Auch der massive Arbeitnehmerschutz kehrt sich in der Hinsicht allmählich gegen sich selbst. Vollzeit-Angestellte sind, wenn sie es drauf anlegen, viel zu schwer bis fast gar nicht mehr los zu werden und verursachen massive Kosten, selbst wenn sie nicht arbeiten, weil sie zB. dauer-krankgeschrieben sind. Da will ich z.B. als Arzt eine Angestellte (aus was für einem Grund auch immer) aus meiner Praxis entlassen, für die ich voll hafte, für alle Kosten aufkomme etc. und sie kann mir als Kündigungsgrund erstmal Sexismus unterstellen und ich muss erstmal ein Gerichtsverfahren durchlaufen, für die Kosten aufkommen und wochenlang Ärger damit. Das Beispiel ist recht polemisch, sorry dafür, aber unabhängig davon, auch in Bezug auf meine eigene Person: Die Kündigungsfrist finde ich völlig richtig, wenn mir mein Arbeitgeber sagt, er möchte mich entlassen, muss er das je nach Beschäftigungsdauer entsprechend vorher tun und ich habe die Chance mich in der Zeit neu zu orientieren (genauso ja ich auch) - aber wenn er mich kündigen will, aus seiner Firma, unabhängig vom Grund und wenn er nur sagt - mir passt heute dein Hemd nicht - dann kann ich mich darüber aufregen, was für ein Arsch er ist, aber es ist mMn trotzdem sein gutes Recht. Es ist seine Firma. Sein Geld, seine Investition, seine Idee. Er haftet, er trägt die Kosten. Klar, hier greift wieder das Problem, dass es entsprechend große Konzerne gibt, wo die Personalverwaltung natürlich bei weitem nicht mehr über die Inhaber oder CEOs läuft, die entsprechend große Rücklagen haben und eigene Juristen und wo die Besitzansprüche des Unternehmens auch nicht mehr so klar definiert sind... aber auch hier müsste man vielleicht nach Unternehmensgröße differenzieren.

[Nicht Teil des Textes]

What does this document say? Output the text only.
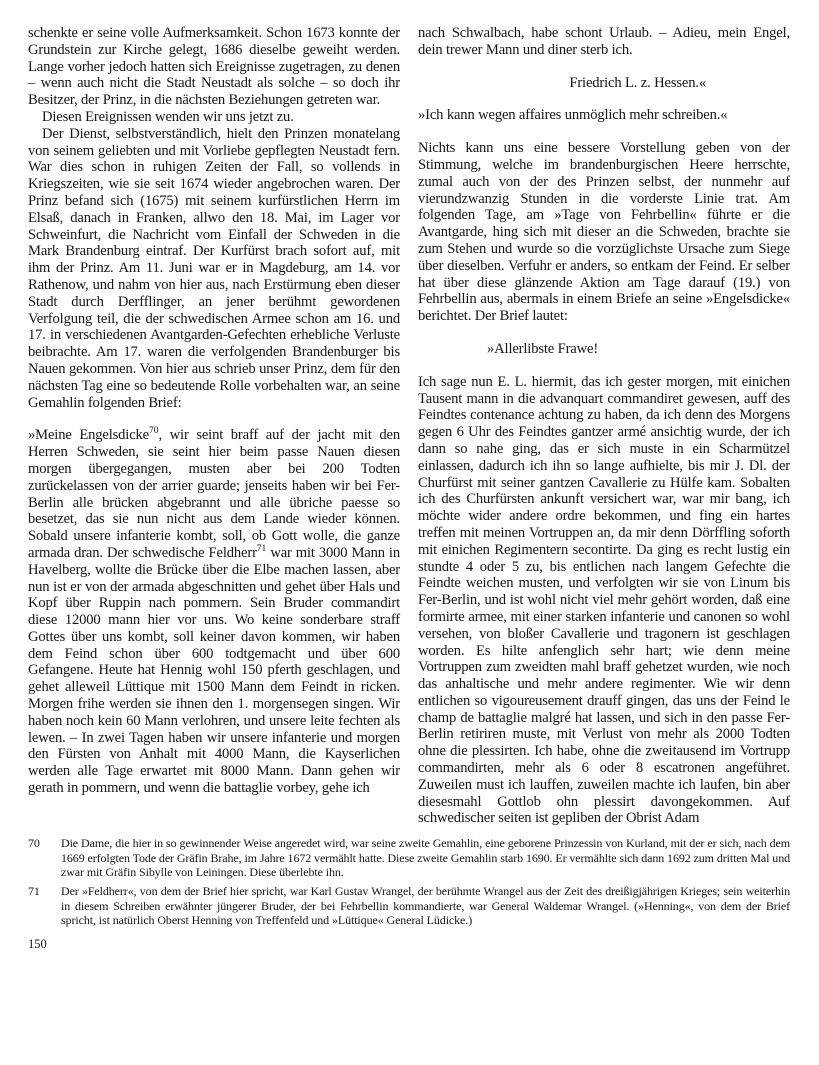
schenkte er seine volle Aufmerksamkeit. Schon 1673 konnte der Grundstein zur Kirche gelegt, 1686 dieselbe geweiht werden. Lange vorher jedoch hatten sich Ereignisse zugetragen, zu denen – wenn auch nicht die Stadt Neustadt als solche – so doch ihr Besitzer, der Prinz, in die nächsten Beziehungen getreten war.

Diesen Ereignissen wenden wir uns jetzt zu.

Der Dienst, selbstverständlich, hielt den Prinzen monatelang von seinem geliebten und mit Vorliebe gepflegten Neustadt fern. War dies schon in ruhigen Zeiten der Fall, so vollends in Kriegszeiten, wie sie seit 1674 wieder angebrochen waren. Der Prinz befand sich (1675) mit seinem kurfürstlichen Herrn im Elsaß, danach in Franken, allwo den 18. Mai, im Lager vor Schweinfurt, die Nachricht vom Einfall der Schweden in die Mark Brandenburg eintraf. Der Kurfürst brach sofort auf, mit ihm der Prinz. Am 11. Juni war er in Magdeburg, am 14. vor Rathenow, und nahm von hier aus, nach Erstürmung eben dieser Stadt durch Derfflinger, an jener berühmt gewordenen Verfolgung teil, die der schwedischen Armee schon am 16. und 17. in verschiedenen Avantgarden-Gefechten erhebliche Verluste beibrachte. Am 17. waren die verfolgenden Brandenburger bis Nauen gekommen. Von hier aus schrieb unser Prinz, dem für den nächsten Tag eine so bedeutende Rolle vorbehalten war, an seine Gemahlin folgenden Brief:

»Meine Engelsdicke$^{70}$, wir seint braff auf der jacht mit den Herren Schweden, sie seint hier beim passe Nauen diesen morgen übergegangen, musten aber bei 200 Todten zurückelassen von der arrier guarde; jenseits haben wir bei Fer-Berlin alle brücken abgebrannt und alle übriche paesse so besetzet, das sie nun nicht aus dem Lande wieder können. Sobald unsere infanterie kombt, soll, ob Gott wolle, die ganze armada dran. Der schwedische Feldherr$^{71}$ war mit 3000 Mann in Havelberg, wollte die Brücke über die Elbe machen lassen, aber nun ist er von der armada abgeschnitten und gehet über Hals und Kopf über Ruppin nach pommern. Sein Bruder commandirt diese 12000 mann hier vor uns. Wo keine sonderbare straff Gottes über uns kombt, soll keiner davon kommen, wir haben dem Feind schon über 600 todtgemacht und über 600 Gefangene. Heute hat Hennig wohl 150 pferth geschlagen, und gehet alleweil Lüttique mit 1500 Mann dem Feindt in ricken. Morgen frihe werden sie ihnen den 1. morgensegen singen. Wir haben noch kein 60 Mann verlohren, und unsere leite fechten als lewen. – In zwei Tagen haben wir unsere infanterie und morgen den Fürsten von Anhalt mit 4000 Mann, die Kayserlichen werden alle Tage erwartet mit 8000 Mann. Dann gehen wir gerath in pommern, und wenn die battaglie vorbey, gehe ich

nach Schwalbach, habe schont Urlaub. – Adieu, mein Engel, dein trewer Mann und diner sterb ich.

Friedrich L. z. Hessen.«

»Ich kann wegen affaires unmöglich mehr schreiben.«

Nichts kann uns eine bessere Vorstellung geben von der Stimmung, welche im brandenburgischen Heere herrschte, zumal auch von der des Prinzen selbst, der nunmehr auf vierundzwanzig Stunden in die vorderste Linie trat. Am folgenden Tage, am »Tage von Fehrbellin« führte er die Avantgarde, hing sich mit dieser an die Schweden, brachte sie zum Stehen und wurde so die vorzüglichste Ursache zum Siege über dieselben. Verfuhr er anders, so entkam der Feind. Er selber hat über diese glänzende Aktion am Tage darauf (19.) von Fehrbellin aus, abermals in einem Briefe an seine »Engelsdicke« berichtet. Der Brief lautet:

»Allerlibste Frawe!

Ich sage nun E. L. hiermit, das ich gester morgen, mit einichen Tausent mann in die advanquart commandiret gewesen, auff des Feindtes contenance achtung zu haben, da ich denn des Morgens gegen 6 Uhr des Feindtes gantzer armé ansichtig wurde, der ich dann so nahe ging, das er sich muste in ein Scharmützel einlassen, dadurch ich ihn so lange aufhielte, bis mir J. Dl. der Churfürst mit seiner gantzen Cavallerie zu Hülfe kam. Sobalten ich des Churfürsten ankunft versichert war, war mir bang, ich möchte wider andere ordre bekommen, und fing ein hartes treffen mit meinen Vortruppen an, da mir denn Dörffling soforth mit einichen Regimentern secontirte. Da ging es recht lustig ein stundte 4 oder 5 zu, bis entlichen nach langem Gefechte die Feindte weichen musten, und verfolgten wir sie von Linum bis Fer-Berlin, und ist wohl nicht viel mehr gehört worden, daß eine formirte armee, mit einer starken infanterie und canonen so wohl versehen, von bloßer Cavallerie und tragonern ist geschlagen worden. Es hilte anfenglich sehr hart; wie denn meine Vortruppen zum zweidten mahl braff gehetzet wurden, wie noch das anhaltische und mehr andere regimenter. Wie wir denn entlichen so vigoureusement drauff gingen, das uns der Feind le champ de battaglie malgré hat lassen, und sich in den passe Fer-Berlin retiriren muste, mit Verlust von mehr als 2000 Todten ohne die plessirten. Ich habe, ohne die zweitausend im Vortrupp commandirten, mehr als 6 oder 8 escatronen angeführet. Zuweilen must ich lauffen, zuweilen machte ich laufen, bin aber diesesmahl Gottlob ohn plessirt davongekommen. Auf schwedischer seiten ist gepliben der Obrist Adam

70	Die Dame, die hier in so gewinnender Weise angeredet wird, war seine zweite Gemahlin, eine geborene Prinzessin von Kurland, mit der er sich, nach dem 1669 erfolgten Tode der Gräfin Brahe, im Jahre 1672 vermählt hatte. Diese zweite Gemahlin starb 1690. Er vermählte sich dann 1692 zum dritten Mal und zwar mit Gräfin Sibylle von Leiningen. Diese überlebte ihn.
71	Der »Feldherr«, von dem der Brief hier spricht, war Karl Gustav Wrangel, der berühmte Wrangel aus der Zeit des dreißigjährigen Krieges; sein weiterhin in diesem Schreiben erwähnter jüngerer Bruder, der bei Fehrbellin kommandierte, war General Waldemar Wrangel. (»Henning«, von dem der Brief spricht, ist natürlich Oberst Henning von Treffenfeld und »Lüttique« General Lüdicke.)
150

Mindestlohn würde sich sicherlich gut branchenabhängig steuern lassen, das wird ja teilweise auch schon gemacht.
P.S.: Mein Vater ist ja auch Inhaber/CEO einer GmbH, die Software entwickelt und die haben auch eine Steuerkanzlei, die für sie arbeitet. Beim ersten Treffen war mehr oder minder die erste Frage: "Wie viel Steuern möchten sie bezahlen?"